What is care and support planning?
The Royal College of General Practitioners defines personalised care and support planning as:
“A powerful way of creating an environment which helps clinicians to support self-management by patients of their own long term condition.”
However a more holistic definition comes from the new NHS England Service Component Handbook on personalised care and support planning:
‘Personalised’ care and support planning is an essential gateway to better supporting people living with long term physical and mental health conditions, and carers, helping them to “develop the knowledge, skills and confidence to manage their own health, care and wellbeing.” It helps individuals and their health and care professionals have more productive conversations, focused on what matters most to that individual.
The term ‘personalised’ reflects that the “conversation relies on equal input from the individual and their carer, where appropriate, alongside health and care practitioner(s)” and looks at the individual’s health and care needs within the wider context of their lives. ‘Care and support’ signals that “people need more than medicine or clinical treatments and that social, psychological needs and support to do things for themselves are equally important,” alongside opportunities for community inclusion and support.
The essence of personalised care and support planning is:
- A conversation between an individual (including their family/carer when appropriate) to discuss life priorities, consider options and agree goals.
- Working with the individual to identify the best clinical treatments and/ or social and psychological support for them, taking account of their life priorities and the agreed goals.
- Agreeing the actions individuals themselves will take to help them achieve their jointly agreed goals and the support they may need to do that.
- Recording the conversation in a way relevant to the individual.
- A planned and continuous process, not a one-off event.
There is a drive for care plans to be more widely implemented; the NHS Mandate included a commitment that by April 2015:
“Everyone with long-term conditions, including people with mental health problems, will be offered a personalised care plan that reflects their preferences and agreed decisions.”

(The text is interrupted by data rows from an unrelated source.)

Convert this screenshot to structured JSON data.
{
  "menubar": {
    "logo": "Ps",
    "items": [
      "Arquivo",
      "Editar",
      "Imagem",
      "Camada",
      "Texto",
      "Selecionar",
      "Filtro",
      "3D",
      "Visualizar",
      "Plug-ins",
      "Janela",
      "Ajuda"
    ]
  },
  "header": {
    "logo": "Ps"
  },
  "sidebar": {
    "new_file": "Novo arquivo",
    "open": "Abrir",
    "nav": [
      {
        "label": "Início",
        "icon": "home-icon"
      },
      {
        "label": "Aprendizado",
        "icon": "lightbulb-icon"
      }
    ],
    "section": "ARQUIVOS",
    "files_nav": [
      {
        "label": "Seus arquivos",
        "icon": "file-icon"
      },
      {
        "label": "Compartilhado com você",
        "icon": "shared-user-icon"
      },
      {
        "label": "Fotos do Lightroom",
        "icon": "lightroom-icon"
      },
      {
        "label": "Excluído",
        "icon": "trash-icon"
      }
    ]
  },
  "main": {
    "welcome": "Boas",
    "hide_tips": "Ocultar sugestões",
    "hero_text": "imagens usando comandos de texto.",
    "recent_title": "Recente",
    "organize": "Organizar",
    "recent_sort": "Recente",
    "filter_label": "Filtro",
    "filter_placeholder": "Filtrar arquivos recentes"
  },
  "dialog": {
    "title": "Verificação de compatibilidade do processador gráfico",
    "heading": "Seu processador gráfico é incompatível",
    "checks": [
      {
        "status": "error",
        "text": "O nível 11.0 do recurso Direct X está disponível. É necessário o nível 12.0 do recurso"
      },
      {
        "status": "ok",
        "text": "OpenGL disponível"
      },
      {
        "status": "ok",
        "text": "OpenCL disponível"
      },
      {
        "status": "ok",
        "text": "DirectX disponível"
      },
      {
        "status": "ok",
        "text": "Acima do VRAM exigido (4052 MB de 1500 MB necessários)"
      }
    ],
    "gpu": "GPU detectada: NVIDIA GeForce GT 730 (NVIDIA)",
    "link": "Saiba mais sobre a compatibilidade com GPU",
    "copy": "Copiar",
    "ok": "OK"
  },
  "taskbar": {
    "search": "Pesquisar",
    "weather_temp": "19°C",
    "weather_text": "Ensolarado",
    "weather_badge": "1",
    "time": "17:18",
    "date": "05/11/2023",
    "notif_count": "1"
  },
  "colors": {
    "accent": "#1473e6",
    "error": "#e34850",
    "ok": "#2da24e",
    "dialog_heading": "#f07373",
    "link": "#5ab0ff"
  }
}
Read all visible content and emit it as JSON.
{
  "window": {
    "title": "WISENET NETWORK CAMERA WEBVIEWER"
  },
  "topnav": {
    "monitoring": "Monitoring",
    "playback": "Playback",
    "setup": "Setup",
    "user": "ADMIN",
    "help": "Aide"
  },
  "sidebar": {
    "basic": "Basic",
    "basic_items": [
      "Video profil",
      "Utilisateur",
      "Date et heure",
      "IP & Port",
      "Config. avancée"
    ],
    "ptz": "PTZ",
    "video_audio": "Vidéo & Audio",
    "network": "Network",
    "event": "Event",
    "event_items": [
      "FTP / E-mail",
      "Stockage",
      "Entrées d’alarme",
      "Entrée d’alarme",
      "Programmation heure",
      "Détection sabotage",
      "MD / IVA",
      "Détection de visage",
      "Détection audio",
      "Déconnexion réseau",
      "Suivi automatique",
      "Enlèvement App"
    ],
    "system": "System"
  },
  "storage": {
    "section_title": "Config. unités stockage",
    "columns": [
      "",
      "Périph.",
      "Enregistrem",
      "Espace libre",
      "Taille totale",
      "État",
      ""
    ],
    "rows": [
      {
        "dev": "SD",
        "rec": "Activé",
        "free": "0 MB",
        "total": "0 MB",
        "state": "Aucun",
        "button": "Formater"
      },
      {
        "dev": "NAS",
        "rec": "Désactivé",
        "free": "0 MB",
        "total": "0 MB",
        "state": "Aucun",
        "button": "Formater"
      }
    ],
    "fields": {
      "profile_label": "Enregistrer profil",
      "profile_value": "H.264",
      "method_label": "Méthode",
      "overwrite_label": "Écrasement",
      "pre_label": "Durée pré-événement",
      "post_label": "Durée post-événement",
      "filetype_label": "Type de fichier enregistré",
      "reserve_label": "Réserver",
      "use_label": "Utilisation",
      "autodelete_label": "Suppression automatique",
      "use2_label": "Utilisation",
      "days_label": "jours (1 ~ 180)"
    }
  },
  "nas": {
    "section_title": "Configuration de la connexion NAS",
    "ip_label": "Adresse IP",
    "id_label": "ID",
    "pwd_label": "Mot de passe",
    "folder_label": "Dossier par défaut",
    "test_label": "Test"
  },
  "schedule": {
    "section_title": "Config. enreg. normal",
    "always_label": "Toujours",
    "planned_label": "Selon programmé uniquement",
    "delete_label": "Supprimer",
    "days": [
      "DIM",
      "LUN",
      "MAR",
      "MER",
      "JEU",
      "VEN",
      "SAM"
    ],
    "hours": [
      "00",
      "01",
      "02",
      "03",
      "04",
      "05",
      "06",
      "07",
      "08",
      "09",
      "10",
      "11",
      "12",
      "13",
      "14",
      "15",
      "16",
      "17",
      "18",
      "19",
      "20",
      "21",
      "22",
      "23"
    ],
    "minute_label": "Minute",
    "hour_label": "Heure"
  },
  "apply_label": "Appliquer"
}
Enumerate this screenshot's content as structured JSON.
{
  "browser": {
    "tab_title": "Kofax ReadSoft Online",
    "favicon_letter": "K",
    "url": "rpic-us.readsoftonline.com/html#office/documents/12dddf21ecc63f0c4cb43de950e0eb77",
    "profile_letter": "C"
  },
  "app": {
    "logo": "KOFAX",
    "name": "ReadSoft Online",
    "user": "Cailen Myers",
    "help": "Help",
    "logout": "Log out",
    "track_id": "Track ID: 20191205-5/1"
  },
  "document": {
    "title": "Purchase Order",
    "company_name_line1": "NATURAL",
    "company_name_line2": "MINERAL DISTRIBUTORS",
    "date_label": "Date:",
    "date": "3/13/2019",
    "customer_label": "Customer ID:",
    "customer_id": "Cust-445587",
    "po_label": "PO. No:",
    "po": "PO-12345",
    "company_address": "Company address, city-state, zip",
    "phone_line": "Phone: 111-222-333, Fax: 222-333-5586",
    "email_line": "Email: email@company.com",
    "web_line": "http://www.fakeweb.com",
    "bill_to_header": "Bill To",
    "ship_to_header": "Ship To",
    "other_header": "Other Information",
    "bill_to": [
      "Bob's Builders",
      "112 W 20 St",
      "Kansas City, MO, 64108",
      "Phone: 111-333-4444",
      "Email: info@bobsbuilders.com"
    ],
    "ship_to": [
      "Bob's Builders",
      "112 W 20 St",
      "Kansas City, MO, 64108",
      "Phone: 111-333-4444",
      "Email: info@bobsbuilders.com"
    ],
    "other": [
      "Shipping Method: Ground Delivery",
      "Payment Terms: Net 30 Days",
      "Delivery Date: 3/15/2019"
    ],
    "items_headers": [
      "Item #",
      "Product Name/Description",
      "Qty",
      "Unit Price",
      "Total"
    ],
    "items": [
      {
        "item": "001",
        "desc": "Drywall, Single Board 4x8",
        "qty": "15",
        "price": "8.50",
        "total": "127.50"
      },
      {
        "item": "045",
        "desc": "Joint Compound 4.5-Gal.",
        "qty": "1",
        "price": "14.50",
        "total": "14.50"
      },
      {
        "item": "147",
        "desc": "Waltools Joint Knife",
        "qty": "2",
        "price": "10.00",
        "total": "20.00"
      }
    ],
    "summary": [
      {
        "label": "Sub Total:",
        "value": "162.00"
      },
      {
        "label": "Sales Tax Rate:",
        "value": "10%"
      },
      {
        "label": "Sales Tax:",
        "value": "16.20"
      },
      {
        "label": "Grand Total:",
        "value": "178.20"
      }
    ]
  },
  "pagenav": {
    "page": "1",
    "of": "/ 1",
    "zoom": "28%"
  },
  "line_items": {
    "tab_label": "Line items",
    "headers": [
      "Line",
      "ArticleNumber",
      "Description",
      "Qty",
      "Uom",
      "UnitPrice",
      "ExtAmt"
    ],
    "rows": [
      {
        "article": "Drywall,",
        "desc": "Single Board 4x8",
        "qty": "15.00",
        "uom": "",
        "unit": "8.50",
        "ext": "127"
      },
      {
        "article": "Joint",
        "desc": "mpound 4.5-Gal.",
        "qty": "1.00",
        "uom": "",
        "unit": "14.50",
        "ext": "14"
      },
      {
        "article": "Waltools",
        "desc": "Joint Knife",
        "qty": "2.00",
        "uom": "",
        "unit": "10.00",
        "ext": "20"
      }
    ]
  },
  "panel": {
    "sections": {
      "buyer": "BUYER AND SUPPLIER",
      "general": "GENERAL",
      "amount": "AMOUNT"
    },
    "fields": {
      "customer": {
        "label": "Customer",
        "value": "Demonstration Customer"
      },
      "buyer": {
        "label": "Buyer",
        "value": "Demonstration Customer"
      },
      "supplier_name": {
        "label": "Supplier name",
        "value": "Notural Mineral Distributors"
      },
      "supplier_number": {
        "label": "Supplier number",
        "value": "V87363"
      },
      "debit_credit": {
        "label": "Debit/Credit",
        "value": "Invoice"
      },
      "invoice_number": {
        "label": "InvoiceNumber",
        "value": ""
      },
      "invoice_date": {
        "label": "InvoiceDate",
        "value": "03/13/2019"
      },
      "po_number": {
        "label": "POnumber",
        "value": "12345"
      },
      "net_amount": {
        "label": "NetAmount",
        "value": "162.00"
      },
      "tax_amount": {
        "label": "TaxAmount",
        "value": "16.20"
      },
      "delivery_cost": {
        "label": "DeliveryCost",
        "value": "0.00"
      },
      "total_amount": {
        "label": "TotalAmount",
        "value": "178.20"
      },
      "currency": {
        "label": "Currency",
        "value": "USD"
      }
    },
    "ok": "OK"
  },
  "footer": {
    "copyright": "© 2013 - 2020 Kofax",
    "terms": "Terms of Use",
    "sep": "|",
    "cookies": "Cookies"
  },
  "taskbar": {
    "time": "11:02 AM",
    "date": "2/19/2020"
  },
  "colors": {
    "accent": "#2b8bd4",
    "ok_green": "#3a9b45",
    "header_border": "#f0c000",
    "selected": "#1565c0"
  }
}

The NICE Guidance for Older People with Multi Morbidity published in September 2016 recommends a care plan reviewed annually.
Why is it vital?
One of the most important challenges facing the 21st century NHS is the need to improve the treatment and management of long-term conditions, multi-morbidity and support and care for older people living with frailty. Part of the problem relates to how our models of care tend to be structured. Traditional models of care, which focus on the management of single long term conditions, do not fit the paradigm of care required for those living with multi-morbidity and frailty. It is recognised that change is needed. The term ‘house of care’ has been adopted as a central metaphor in NHS England’s plans for improving care for people with long-term conditions - care planning has been recognised as being at the very heart of this process of driving change (Figure 1, below).
In an age of austerity, it is worth noting that evidence suggests personalised care and support planning can produce the most appropriate use of limited healthcare resources.